Page:Voltaire - Œuvres complètes Garnier tome11.djvu/223

Cette page a été validée par deux contributeurs.

Les enfants du grand Noushirvan, indignes d’un tel père, désolaient la Perse par des guerres civiles et par des parricides. Les successeurs du législateur Justinien avilissaient le nom de l’empire. Maurice venait d’être détrôné par les armes de Phocas, par les intrigues du patriarche Cyriaque, par celles de quelques évêques, que Phocas punit ensuite de l’avoir servi. Le sang de Maurice et de ses cinq fils avait coulé sous la main du bourreau ; et le pape Grégoire le Grand, ennemi des patriarches de Constantinople, tâchait d’attirer le tyran Phocas dans son parti, en lui prodiguant des louanges, et en condamnant la mémoire de Maurice, qu’il avait loué pendant sa vie.

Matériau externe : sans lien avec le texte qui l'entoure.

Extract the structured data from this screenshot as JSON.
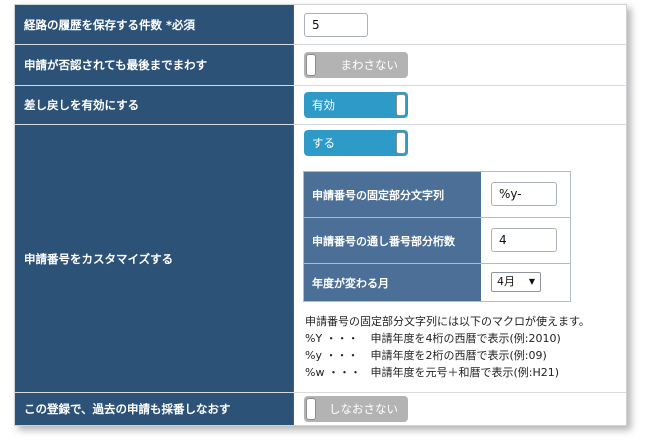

L’empire de Rome en Occident était anéanti. Un déluge de barbares, Goths, Hérules, Huns, Vandales, Francs, inondait l’Europe, quand Mahomet jetait, dans les déserts de l’Arabie, les fondements de la religion et de la puissance musulmanes.

__________



CHAPITRE VI.


De l’Arabie et de Mahomet[1].


De tous les législateurs et de tous les conquérants, il n’en est aucun dont la vie ait été écrite avec plus d’authenticité et dans un plus grand détail par ses contemporains que celle de Mahomet. Ôtez de cette vie les prodiges dont cette partie du monde fut toujours infatuée, le reste est d’une vérité reconnue. Il naquit dans la ville de Mecca, que nous nommons la Mecque, l’an 569 de notre ère vulgaire, au mois de mai. Son père s’appelait Abdalla, sa mère Émine : il n’est pas douteux que sa famille ne fût une des plus considérées de la première tribu, qui était celle des Coracites. Mais la généalogie qui le fait descendre d’Abraham en

  1. Un anonyme ayant publié une Critique de l’Histoire universelle de M. de Voltaire, au sujet de Mahomet et du mahométisme, in-4° de quarante-trois pages c’est en réponse que Voltaire fit imprimer sa Lettre civile et honnête, qu’on trouvera dans les Mélanges, année 1760.